1.    Cost is high - 50% of disk space is allocated for data protection
2.    Only 50% of total disk drive capacity is usable for data storage
Raid 0+1:
           RAID 0+1 is a combination of RAID 0 and RAID 1, combing stripping with disk mirroring. RAID Level 0+1 combines the fast performance of Level 0 with the data redundancy of Leve1. In this configuration, data is distributed across several disk drives, similar to Level 0, which are then duplicated to another set of drive for data protection. RAID 0+1 provides the highest read/write performance of any RAID levels, but at the cost of doubling the required data storage capacity.

Advantages

1.    Highest read and write performance of any fault-tolerant configuration
2.    No loss of data as long as none of failed disks are mirrored to another failed disk (up to half of the physical disks in the array can fail)

Disadvantages

1.    Expensive (many disks needed for fault tolerance)
2.    Only 50% of total disk drive capacity usable for data storage

Raid 5
           RAID 5 is sometimes called striping with parity at block level. In RAID 5, the parity information is written to all of the drives in the subsystems rather than concentrated on a dedicated parity disk. If one drive in the system fails, the parity information can be used to reconstruct the data from that drive. All drives in the array system can be used to seek operation at the same time, greatly increasing the performance of the RAID system.

Advantages

1.    High read performance
2.    No loss of data if one physical disk fails
3.    More disk drive capacity usable than with RAID 1+0—parity information only requires the storage space equivalent to one physical disk on the array

Disadvantages

1.    Relatively low write performance
2.    Loss of data if a second disk fails before data from the first failed disk is rebuilt
WORKGROUP:
             A workgroup is a logical collection of computers that share resources. Normally, workgroups are composed of the computers within a single department or a small company. Each computer can share resources with all other computers.
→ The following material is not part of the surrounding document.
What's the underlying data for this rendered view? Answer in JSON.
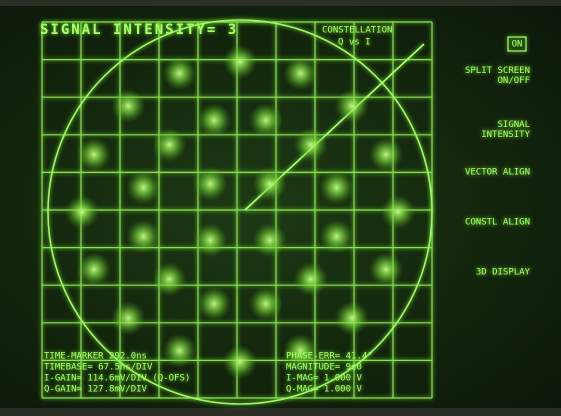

In essence, all computers are of equal status. Within a company, different departments may be workgroups and each may have a unique name to identify the workgroup. Because each computer is independent, each computer is responsible for authenticating users.
DOMAIN:
               Like a workgroup, a domain is a logical collection of computers that share resources. One of the key differences is that there is a single server that is responsible for managing security and other user-related information for the domain. This server allows login validation, by which a user logs into the domain and not into a single computer.